Zahir * Paulo Coelho

     - İncinmiş onurumla daha fazla boğuşmuyorum, her köşede, her barda ve sinemada, her akşam yemeğinde Zahir'i artık aramıyorum, gazetelerde artık Zahir'i bulmaya çalışmıyorum. Tam tersi, var olduğu için memnunum; benim hiç bilmediğim bir şeyi, sevmeye yeteneğim olduğunu bana gösterdi ve bu beni onurlandırıyor. Zâhir'i kabulleniyorum ve onun bana kutsallığın ya da deliliğin - yolunu göstermesine izin vereceğim.


     - Son zamanlarda bir şey öğrendim: İyi şeyler olduğunda bizimle birlikte olanlar gerçek dostlarımız. Bizimle birlikte seviniyor ve kazandığımız zaferlerle mutlu oluyorlar. Yanlış dostlar sadece zor zamanlarda üzgün, destekleyici yüzleriyle ortaya çıkıyorlar, aslında bizim acılarımız onların mutsuz yaşamlarında bir anlamda teselli görevi görüyor.

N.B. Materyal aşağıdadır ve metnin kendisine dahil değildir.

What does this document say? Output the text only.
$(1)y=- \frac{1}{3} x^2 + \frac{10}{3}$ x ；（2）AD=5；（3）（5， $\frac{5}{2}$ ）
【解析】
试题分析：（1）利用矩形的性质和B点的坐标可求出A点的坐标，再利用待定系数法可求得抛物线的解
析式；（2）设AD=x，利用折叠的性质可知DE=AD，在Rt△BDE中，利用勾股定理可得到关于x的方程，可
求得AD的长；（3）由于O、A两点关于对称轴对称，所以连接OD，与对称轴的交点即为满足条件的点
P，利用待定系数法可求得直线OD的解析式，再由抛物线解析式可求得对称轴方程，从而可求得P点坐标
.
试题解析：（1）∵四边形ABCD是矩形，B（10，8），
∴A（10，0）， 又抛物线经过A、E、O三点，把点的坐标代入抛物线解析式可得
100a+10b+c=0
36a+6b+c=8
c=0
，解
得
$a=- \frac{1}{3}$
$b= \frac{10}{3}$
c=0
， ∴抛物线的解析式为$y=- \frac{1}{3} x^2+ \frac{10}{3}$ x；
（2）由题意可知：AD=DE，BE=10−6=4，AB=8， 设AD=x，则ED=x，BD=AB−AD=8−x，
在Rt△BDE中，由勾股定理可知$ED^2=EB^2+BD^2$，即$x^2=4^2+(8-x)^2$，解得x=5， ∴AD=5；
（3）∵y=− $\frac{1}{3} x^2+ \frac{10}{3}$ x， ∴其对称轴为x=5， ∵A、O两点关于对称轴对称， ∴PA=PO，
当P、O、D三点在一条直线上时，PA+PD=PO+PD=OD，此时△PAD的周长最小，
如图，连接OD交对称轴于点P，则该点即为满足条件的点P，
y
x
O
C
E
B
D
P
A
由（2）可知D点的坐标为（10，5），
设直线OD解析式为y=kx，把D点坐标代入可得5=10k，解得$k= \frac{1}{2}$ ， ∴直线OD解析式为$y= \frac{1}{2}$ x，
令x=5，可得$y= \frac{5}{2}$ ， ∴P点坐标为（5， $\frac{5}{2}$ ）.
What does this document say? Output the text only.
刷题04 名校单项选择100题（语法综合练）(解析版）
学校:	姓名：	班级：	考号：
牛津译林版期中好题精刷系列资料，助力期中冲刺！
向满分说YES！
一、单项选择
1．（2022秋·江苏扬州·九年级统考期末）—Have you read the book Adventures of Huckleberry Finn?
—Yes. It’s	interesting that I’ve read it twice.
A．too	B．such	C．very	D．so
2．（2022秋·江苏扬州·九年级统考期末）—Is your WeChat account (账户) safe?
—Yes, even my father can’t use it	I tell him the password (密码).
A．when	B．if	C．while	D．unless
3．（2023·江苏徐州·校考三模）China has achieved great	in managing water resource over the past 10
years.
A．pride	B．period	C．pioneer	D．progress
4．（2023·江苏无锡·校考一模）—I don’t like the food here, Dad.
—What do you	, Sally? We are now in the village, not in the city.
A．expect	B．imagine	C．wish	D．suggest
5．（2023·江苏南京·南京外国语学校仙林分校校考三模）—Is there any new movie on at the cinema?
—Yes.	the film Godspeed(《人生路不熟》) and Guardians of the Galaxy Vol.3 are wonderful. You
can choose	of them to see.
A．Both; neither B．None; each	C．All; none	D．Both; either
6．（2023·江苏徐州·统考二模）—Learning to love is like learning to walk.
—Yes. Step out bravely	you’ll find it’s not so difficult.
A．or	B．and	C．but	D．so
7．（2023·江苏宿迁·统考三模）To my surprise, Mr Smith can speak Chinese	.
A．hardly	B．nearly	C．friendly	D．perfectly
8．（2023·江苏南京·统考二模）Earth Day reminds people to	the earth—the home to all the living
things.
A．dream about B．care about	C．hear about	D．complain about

     - Kaybedecek daha fazla bir şeyim kalmadığında, bana her şeyi verdiler. Ben olmayı bıraktığımda kendimi buldum. Rezil olduğumda ve hâlâ yürümeye devam ettiğimde kendi kaderimi seçmekte özgür olduğumu anladım. Belki de bende yanlış olan bir şey var, bilmiyorum. Bütün bildiğim, onsuz yaşayabildiğim halde, hâlâ onu yeniden görmek, birlikteyken hiç söylemediğim şeyleri söylemek istediğim: Seni kendimden bile daha çok seviyorum. Eğer bunu söyleyebilirsem o zaman kendimle barış içinde yaşamayı sürdürebilirim, çünkü bu aşk beni rehin aldı.


     - Kendimi ve birçok defa başıma gelenleri düşünüyorum. Bunlar, önünde sonunda istatistik. Yalnız değiliz.


  
    - Üstadın bir bufalosu vardı. Hayvanın boynuzları o kadar genişti ki, iki boynuzun arasına oturmayı becerebilse tahtta oturuyormuş gibi olacağını düşünürdü. Bir gün, hayvanın dalgın olduğu bir sırada boynuzların arasına tırmandı ve tam da düşündüğünü yaptı. Ancak bufalo hemen ayaklarını havaya kaldırdı ve adamı üstünden attı. Adamın karısı bunu gördüğünde ağlamaya başladı. "Ağlama" dedi üstat kendine gelir gelmez. "Acı çekmiş olabilirim ama aynı zamanda hayalimi gerçekleştirdim."


     
- Nasıl oluyor da iki yıl sonra bile hâlâ onu unutmayı beceremiyordum? Onu daha fazla düşünmeyi kaldıramazdım, tüm olasılıkları gözden geçiriyor ve çeşitli çözüm yolları arıyordum: durumu kabul etmeye karar vermek, kitap yazmak, yoga yapmak, hayır işleriyle uğraşmak, arkadaşlarımı görmek, yemeğe çıkmak, sinemaya (kitaplardan uyarlananlara değil tabii, daima özellikle beyazperde için yazılan filmleri seçerek), tiyatroya, baleye, futbol maçlarına gitmek gibi. Zahir daima kazandı, o daima oradaydı ve "Keşke o da benimle burada olsaydı," diye düşünmeme neden oluyordu.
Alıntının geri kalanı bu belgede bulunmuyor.